ALERTE CONCERNANT LE NICARAGUA - Le Canada impose des sanctions contre des responsables nicaraguayens 

publication 

June 2019

Bulletin sur le commerce international

Le 21 juin 2019, Affaires mondiales Canada (« Affaires mondiales ») a imposé des sanctions contre des membres clés du gouvernement du Nicaragua en raison de la campagne systématique de répression et de violence cautionnée par le gouvernement du Nicaragua pour sévir contre les manifestations antigouvernementales[1]

La liste des personnes désignées vise les membres du cercle restreint du président Daniel Ortega qui sont réputés avoir commis de nombreuses violations des droits de la personne, dont des actes de torture, des exécutions extrajudiciaires et de mauvais traitements de manifestants. Ces mesures ont été prises en même temps que la décision de l’Office of Foreign Assets Control (« OFAC »)[2] des États-Unis de désigner le chef de l’Assemblée nationale du Nicaragua, Gustavo Porras Cortes; le chef de l’agence de télécommunications d’État, Orlando Castillo Castillo; la ministre de la Santé, Sonia Castro Gonzalez; et le ministre des Transports, Oscar Mojica Obregon[3], qui figurent également sur la liste d’AMC.

À l’instar d’autres règlements sur les sanctions adoptés par AMC, le nouveau Règlement sur les mesures économiques spéciales visant le Nicaragua (le « Règlement »)[4] impose une interdiction de transactions, une interdiction de voyage et un gel des actifs aux personnes inscrites. Plus précisément, les entreprises canadiennes, tant au Canada qu’à l’étranger, qui ont des liens d’affaires avec le Nicaragua devraient faire preuve de diligence raisonnable afin de s’assurer qu’elles ne se livrent pas à des activités interdites, notamment :

  • effectuer une opération portant sur un bien, où qu’il soit, appartenant à une personne dont le nom figure sur la liste ou détenu ou contrôlé par elle ou pour son compte;

  • conclure une transaction liée à une opération interdite par le Règlement ou d’en faciliter la conclusion;

  • fournir des services financiers ou connexes à l’égard de toute opération interdite par le Règlement;

  • rendre disponibles des marchandises, où qu’elles soient, à une personne dont le nom figure sur la liste ou à une personne agissant pour son compte;

  • fournir des services financiers ou connexes à une personne dont le nom figure sur la liste ou à son bénéfice.

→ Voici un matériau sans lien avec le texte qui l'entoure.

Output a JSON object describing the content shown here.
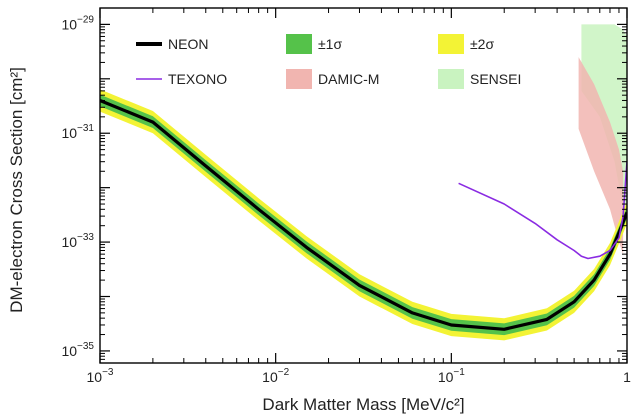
{
  "chart_data": {
    "type": "line",
    "xlabel": "Dark Matter Mass [MeV/c²]",
    "ylabel": "DM-electron Cross Section [cm²]",
    "x_scale": "log",
    "y_scale": "log",
    "xlim": [
      0.001,
      1
    ],
    "ylim": [
      6e-36,
      2e-29
    ],
    "x_ticks": [
      {
        "value": 0.001,
        "base": "10",
        "exp": "−3"
      },
      {
        "value": 0.01,
        "base": "10",
        "exp": "−2"
      },
      {
        "value": 0.1,
        "base": "10",
        "exp": "−1"
      },
      {
        "value": 1,
        "base": "1",
        "exp": ""
      }
    ],
    "y_ticks": [
      {
        "value": 1e-29,
        "base": "10",
        "exp": "−29"
      },
      {
        "value": 1e-31,
        "base": "10",
        "exp": "−31"
      },
      {
        "value": 1e-33,
        "base": "10",
        "exp": "−33"
      },
      {
        "value": 1e-35,
        "base": "10",
        "exp": "−35"
      }
    ],
    "series": [
      {
        "name": "NEON",
        "color": "#000000",
        "x": [
          0.001,
          0.002,
          0.004,
          0.008,
          0.015,
          0.03,
          0.06,
          0.1,
          0.2,
          0.35,
          0.5,
          0.65,
          0.8,
          0.9,
          1.0
        ],
        "y": [
          4e-31,
          1.6e-31,
          2.5e-32,
          4e-33,
          8e-34,
          1.6e-34,
          5e-35,
          3e-35,
          2.5e-35,
          3.8e-35,
          8e-35,
          2e-34,
          6e-34,
          1.5e-33,
          3.5e-33
        ]
      },
      {
        "name": "TEXONO",
        "color": "#8a2be2",
        "x": [
          0.11,
          0.2,
          0.3,
          0.4,
          0.5,
          0.55,
          0.6,
          0.7,
          0.8,
          0.9,
          0.95,
          1.0
        ],
        "y": [
          1.2e-32,
          5e-33,
          2.2e-33,
          1.1e-33,
          7e-34,
          5.5e-34,
          5e-34,
          5.5e-34,
          7e-34,
          1.2e-33,
          3e-33,
          3e-32
        ]
      }
    ],
    "bands": [
      {
        "name": "±1σ",
        "color": "#55c24a",
        "around": "NEON",
        "factor": 1.28
      },
      {
        "name": "±2σ",
        "color": "#f3f335",
        "around": "NEON",
        "factor": 1.6
      }
    ],
    "regions": [
      {
        "name": "DAMIC-M",
        "color": "#f1b5b0",
        "x": [
          0.53,
          0.65,
          0.8,
          0.9,
          0.95,
          0.95,
          0.9,
          0.8,
          0.65,
          0.53
        ],
        "y": [
          2.5e-30,
          8e-31,
          1.6e-31,
          5e-32,
          2e-32,
          6e-34,
          1e-33,
          4e-33,
          2e-32,
          1.2e-31
        ]
      },
      {
        "name": "SENSEI",
        "color": "#c9f3c0",
        "x": [
          0.55,
          0.7,
          0.85,
          0.95,
          1.0,
          1.0,
          0.95,
          0.85,
          0.7,
          0.55
        ],
        "y": [
          1e-29,
          1e-29,
          1e-29,
          8e-30,
          6e-30,
          2e-33,
          4e-33,
          3e-32,
          2e-31,
          6e-31
        ]
      }
    ],
    "legend": {
      "placement": "top",
      "entries": [
        {
          "name": "NEON",
          "kind": "line",
          "color": "#000000"
        },
        {
          "name": "±1σ",
          "kind": "box",
          "color": "#55c24a"
        },
        {
          "name": "±2σ",
          "kind": "box",
          "color": "#f3f335"
        },
        {
          "name": "TEXONO",
          "kind": "line",
          "color": "#8a2be2"
        },
        {
          "name": "DAMIC-M",
          "kind": "box",
          "color": "#f1b5b0"
        },
        {
          "name": "SENSEI",
          "kind": "box",
          "color": "#c9f3c0"
        }
      ]
    },
    "grid": false
  }
}
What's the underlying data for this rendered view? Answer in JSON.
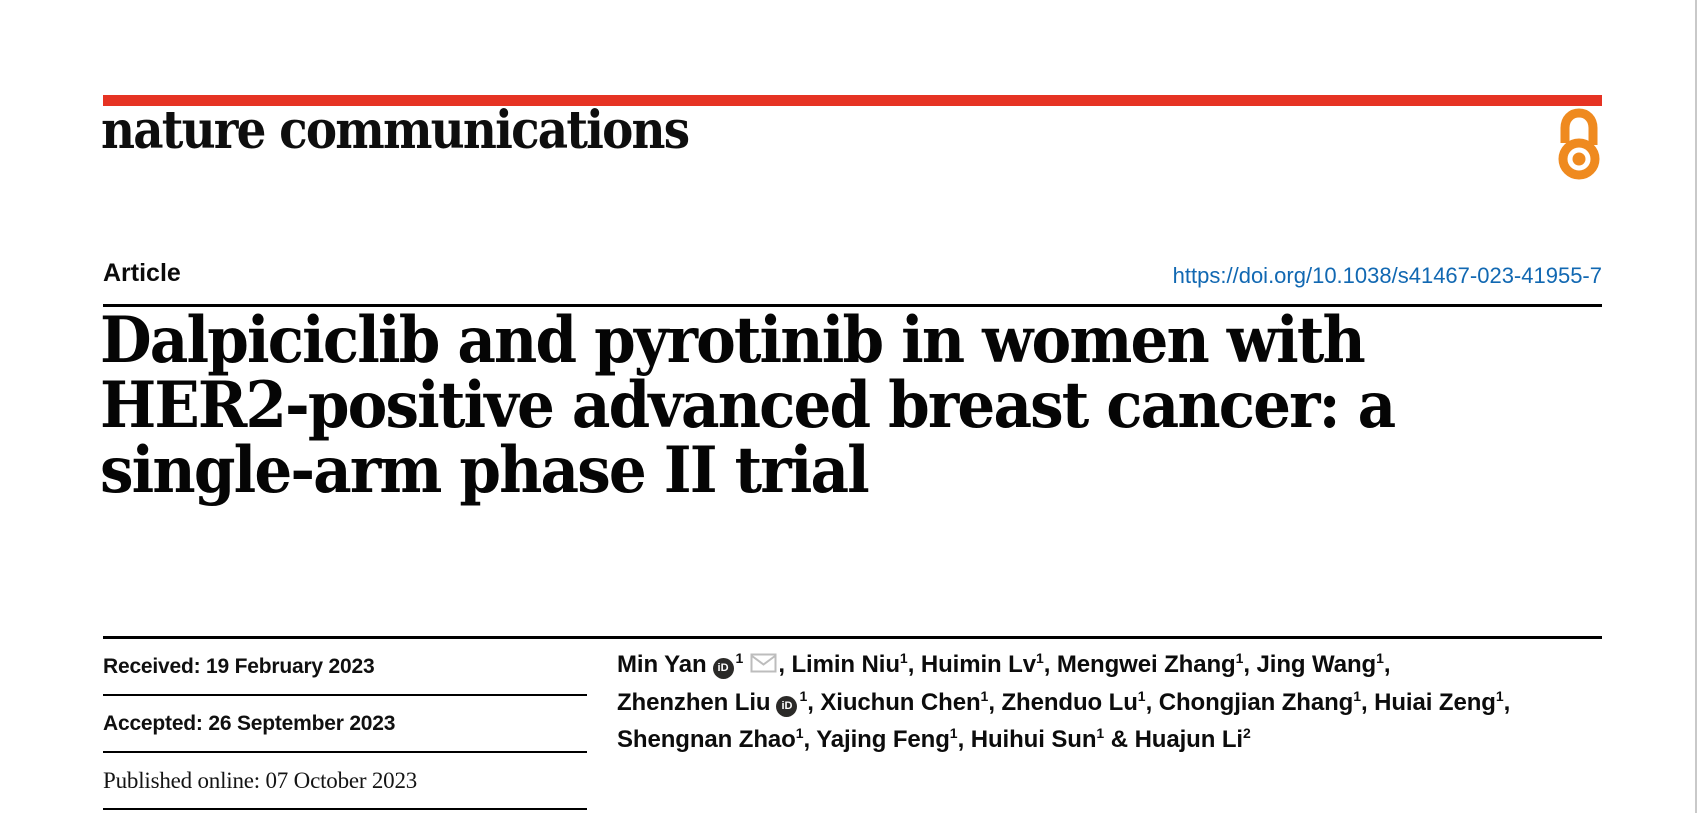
{
  "brand": {
    "journal": "nature communications",
    "accent_red": "#e63323",
    "open_access_orange": "#ef8a1f",
    "envelope_grey": "#bdbdbd",
    "orcid_black": "#2b2a28"
  },
  "article": {
    "type_label": "Article",
    "doi": "https://doi.org/10.1038/s41467-023-41955-7",
    "doi_color": "#1168b2",
    "title_lines": [
      "Dalpiciclib and pyrotinib in women with",
      "HER2-positive advanced breast cancer: a",
      "single-arm phase II trial"
    ]
  },
  "history": {
    "received": "Received: 19 February 2023",
    "accepted": "Accepted: 26 September 2023",
    "published": "Published online: 07 October 2023"
  },
  "authors": {
    "comma_separator": ", ",
    "last_separator": " & ",
    "orcid_icon_label": "iD",
    "list": [
      {
        "name": "Min Yan",
        "sup": "1",
        "orcid": true,
        "email": true
      },
      {
        "name": "Limin Niu",
        "sup": "1"
      },
      {
        "name": "Huimin Lv",
        "sup": "1"
      },
      {
        "name": "Mengwei Zhang",
        "sup": "1"
      },
      {
        "name": "Jing Wang",
        "sup": "1",
        "break_after": true
      },
      {
        "name": "Zhenzhen Liu",
        "sup": "1",
        "orcid": true
      },
      {
        "name": "Xiuchun Chen",
        "sup": "1"
      },
      {
        "name": "Zhenduo Lu",
        "sup": "1"
      },
      {
        "name": "Chongjian Zhang",
        "sup": "1"
      },
      {
        "name": "Huiai Zeng",
        "sup": "1",
        "break_after": true
      },
      {
        "name": "Shengnan Zhao",
        "sup": "1"
      },
      {
        "name": "Yajing Feng",
        "sup": "1"
      },
      {
        "name": "Huihui Sun",
        "sup": "1"
      },
      {
        "name": "Huajun Li",
        "sup": "2"
      }
    ]
  }
}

Le Règlement impose en outre des exigences précises en matière de communication à toute personne se trouvant au Canada et à tout Canadien se trouvant à l’étranger. Toute personne ayant des raisons de croire que des biens qui sont en sa possession ou sous son contrôle appartiennent à une personne dont le nom figure sur la liste est tenue d’en faire part à la GRC ou au SCRS. De plus, la simple connaissance d’une opération mettant en cause des biens qui appartiennent à une personne dont le nom figure sur la liste doit être communiquée à la GRC ou au SCRS. Le Règlement exige également que certaines entreprises de services financiers (comme les banques étrangères autorisées, les sociétés de fiducie et de prêt, les coopératives de crédit, etc.) vérifient de façon continue si des biens qui sont en leur possession ou sous leur contrôle appartiennent à une personne dont le nom figure sur la liste.

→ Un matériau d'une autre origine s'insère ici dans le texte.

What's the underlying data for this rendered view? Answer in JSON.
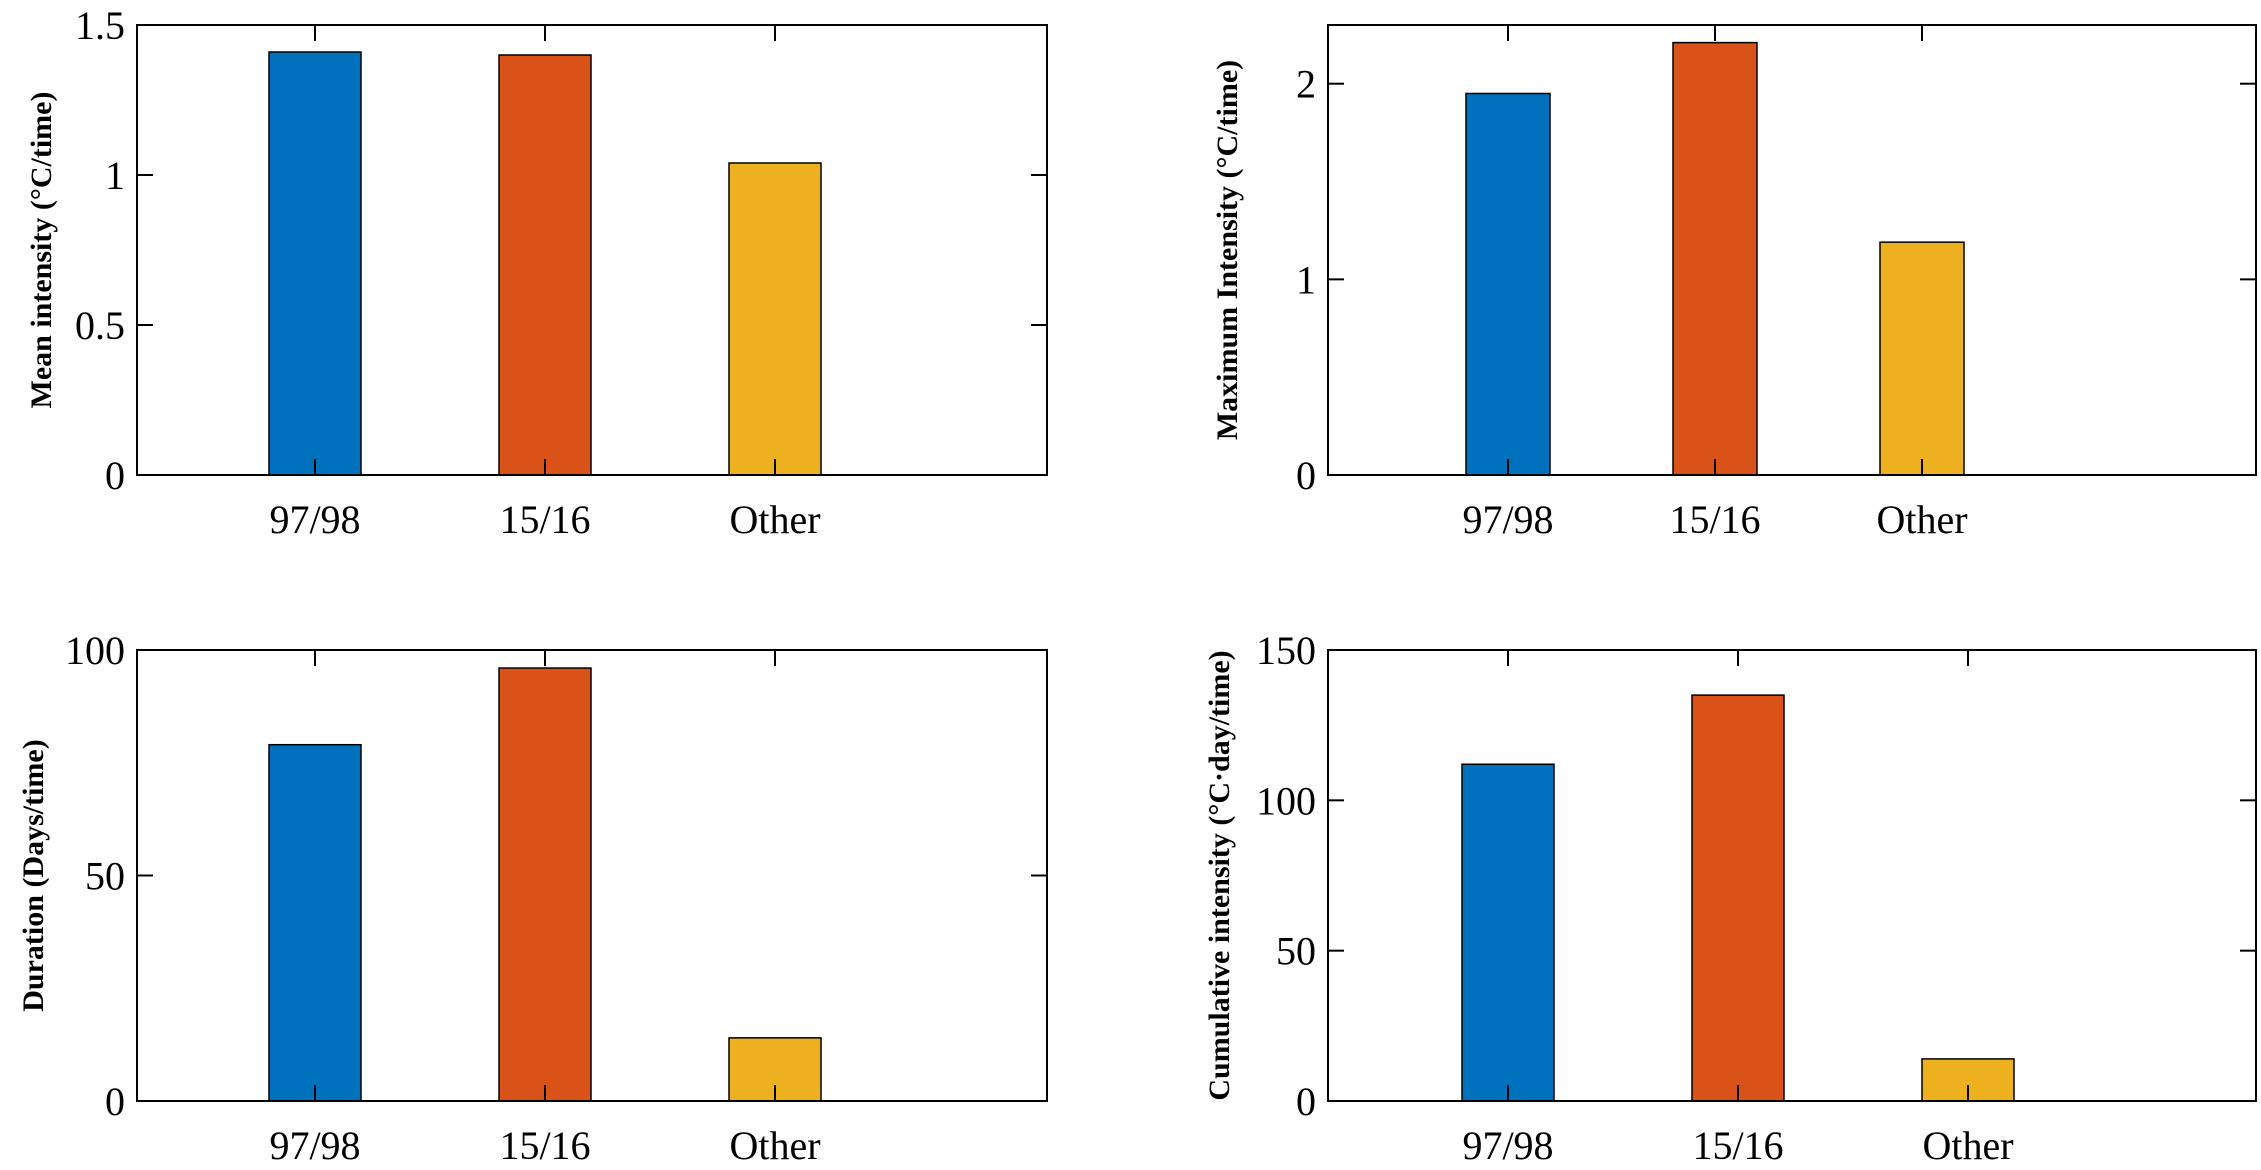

Les entreprises ayant des liens avec le Nicaragua doivent tenir compte de ces nouvelles restrictions lorsqu’elles évaluent leurs relations d’affaires, nouvelles ou actuelles. Conformément aux pratiques exemplaires de l’industrie, les entreprises menant des activités au Nicaragua doivent exercer une diligence raisonnable appropriée à l’égard de leurs partenaires d’affaires nicaraguayens, utiliser des services de filtrage automatisés et, en cas de doute, consulter leur avocat pour veiller au respect de ces nouvelles mesures de sanctions.

par Chris Scheitterlein et Geoffrey Kubrick


[4] Gouvernement du Canada – Règlement sur les mesures économiques spéciales visant le Nicaragua

mise en garde

Le contenu du présent document ne fournit qu’un aperçu du sujet et ne saurait en aucun cas être interprété comme des conseils juridiques. Le lecteur ne doit pas se fonder uniquement sur ce document pour prendre une décision, mais devrait plutôt consulter ses propres conseillers juridiques.